Foi precisamente a transformação qualitativa das instituições, mediante políticas públicas de luta contra a impunidade, pela memória, a verdade, a justiça e a reparação, que provocou a reação dos nostálgicos do terrorismo de Estado, com atos públicos que se aproximam à apologia do delito e uma campanha de ameaças a testemunhas, familiares, juízes, fiscais, advogados, funcionários e vítimas da repressão ilegal.

Nesse ínterim, a Secretaria de Direitos Humanos se apresentou como querelante em cerca de 60 causas penais por crimes de lesa-humanidade, e continuará fazendo isso. Ao mesmo tempo, a decisão das queixas particulares parece não mudar, assim como a das associações que têm importante participação nos julgamentos.

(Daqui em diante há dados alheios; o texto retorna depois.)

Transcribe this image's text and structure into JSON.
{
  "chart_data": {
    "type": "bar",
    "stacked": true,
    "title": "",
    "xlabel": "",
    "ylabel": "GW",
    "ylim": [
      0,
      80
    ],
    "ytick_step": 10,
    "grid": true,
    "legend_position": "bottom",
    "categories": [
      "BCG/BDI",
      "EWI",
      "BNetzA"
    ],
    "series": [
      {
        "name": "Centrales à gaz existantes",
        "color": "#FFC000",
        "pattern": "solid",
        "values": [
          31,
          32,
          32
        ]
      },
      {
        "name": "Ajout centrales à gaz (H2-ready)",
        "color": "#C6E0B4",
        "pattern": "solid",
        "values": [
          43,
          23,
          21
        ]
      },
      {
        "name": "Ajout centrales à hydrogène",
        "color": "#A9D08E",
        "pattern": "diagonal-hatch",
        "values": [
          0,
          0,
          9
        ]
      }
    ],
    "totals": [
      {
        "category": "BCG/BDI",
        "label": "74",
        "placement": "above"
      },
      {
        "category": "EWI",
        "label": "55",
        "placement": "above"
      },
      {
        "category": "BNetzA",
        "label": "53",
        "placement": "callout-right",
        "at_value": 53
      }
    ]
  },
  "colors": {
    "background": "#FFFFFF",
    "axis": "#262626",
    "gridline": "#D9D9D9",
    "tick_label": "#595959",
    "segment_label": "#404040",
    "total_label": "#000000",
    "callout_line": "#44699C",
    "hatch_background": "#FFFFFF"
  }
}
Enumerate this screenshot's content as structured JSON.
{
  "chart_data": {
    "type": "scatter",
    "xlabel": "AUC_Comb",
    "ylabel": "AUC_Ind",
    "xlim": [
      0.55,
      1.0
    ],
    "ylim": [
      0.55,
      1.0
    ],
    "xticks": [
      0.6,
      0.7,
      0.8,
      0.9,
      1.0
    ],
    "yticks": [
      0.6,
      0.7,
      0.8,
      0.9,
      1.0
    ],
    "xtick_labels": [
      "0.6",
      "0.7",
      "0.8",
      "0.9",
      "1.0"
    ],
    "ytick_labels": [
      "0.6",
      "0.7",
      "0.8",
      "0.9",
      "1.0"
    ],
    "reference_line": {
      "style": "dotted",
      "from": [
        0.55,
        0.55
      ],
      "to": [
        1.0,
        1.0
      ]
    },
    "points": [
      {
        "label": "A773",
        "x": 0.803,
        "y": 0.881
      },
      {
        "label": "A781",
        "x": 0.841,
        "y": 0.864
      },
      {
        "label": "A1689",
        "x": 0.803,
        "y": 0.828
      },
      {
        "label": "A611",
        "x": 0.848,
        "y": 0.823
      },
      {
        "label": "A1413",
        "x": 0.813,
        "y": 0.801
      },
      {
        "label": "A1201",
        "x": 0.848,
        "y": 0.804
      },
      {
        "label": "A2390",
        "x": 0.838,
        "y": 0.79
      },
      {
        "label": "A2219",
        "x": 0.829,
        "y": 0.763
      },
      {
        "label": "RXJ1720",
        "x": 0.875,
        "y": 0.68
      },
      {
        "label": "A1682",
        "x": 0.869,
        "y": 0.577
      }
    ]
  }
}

Mas, antes de tudo, na luta contra a impunidade a decisão do Estado deve ser inflexível. Isso foi expresso claramente, tanto pelo ex-presidente Néstor Kirchner quanto pela atual presidenta, Cristina Fernández de Kirchner. Do mesmo modo, parece que nada fará renunciar os vastos setores sociais que reclamam justiça e aparecem como ecos do grito “Nunca más” de uma sociedade majoritariamente disposta a olhar de frente seu terrível passado, requisito indispensável para enfrentar o grande desafio do presente: edificar um futuro mais justo e mais humano para todos.

Esse artigo foi cedido pela edição argentina de Le Monde Diplomatique.
Rodolfo Mattarollo é jurista e consultor permanente da Secretaria Nacional de Direitos Humanos da Argentina.


1 Por impunidade se entende, no direito internacional, a falta de prevenção, investigação, julgamento, castigo e reparação de graves violações dos direitos humanos e do direito internacional humanitário.
2 “Doutrina Carter”, assim se conhece a intenção de colocar os direitos humanos como elemento central da política exterior dos Estados Unidos. Foi expressa de maneira declarada e com medidas concretas. como a suspensão da cooperação militar com regimes ditatoriais.
3 Le Monde diplomatique, edição Cono Sur, Buenos Aires, janeiro de 2006.Rodolfo Mattarollo, “En Stalingrado todos tenían frío…”,
4 Emilio F. Mignone e Augusto Conte McDonnell, “Estrategia represiva de la dictadura militar”, Editorial Colihue, Buenos Aires, 2006.
5 “El Libro de El Diario del Juicio”, Ed. Perfil, Buenos Aires, 1985.
6 Citado em Beatriz Manz, “Importancia del contexto en la memoria”, em “De la Memoria a la Reconstrucción Histórica”, Asociación para el Avance de las Ciencias Sociales en Guatemala, Guatemala, 1999.
7 Essas leis de anistia encobertas, promovidas por Alfonsín depois de dois levantes militares, tentavam acabar com os julgamentos, limitando o castigo penal aos membros das juntas militares já condenados; ficavam fora do alcance dessas leis a apropriação de crianças e os delitos contra a propriedade.
8 Julgamentos sem pretensão penal, nos quais o juiz procura estabelecer a verdade do ocorrido com a vítima de uma desaparição forçada. São resultado de um acordo amistoso perante a Comissão Interamericana de Direitos Humanos no caso Carmen Aguiar de Lapacó, em 1999.
9 Acordo nº 42/08 de 29/12/08 que cria, no âmbito da Corte Suprema de Justiça da Nação, uma Unidade de Superintendência para delitos de lesa-humanidade. Esta tem por função o destaque das causas em trâmite, com faculdades para requerer informação relacionada com o avanço dos processos e com as dificuldades operativas que possam atrasar a realização dos julgamentos num tempo razoável.
10 Tal foi o caso do ex-presidente da Corte Suprema de Justiça, Julio Nazareno.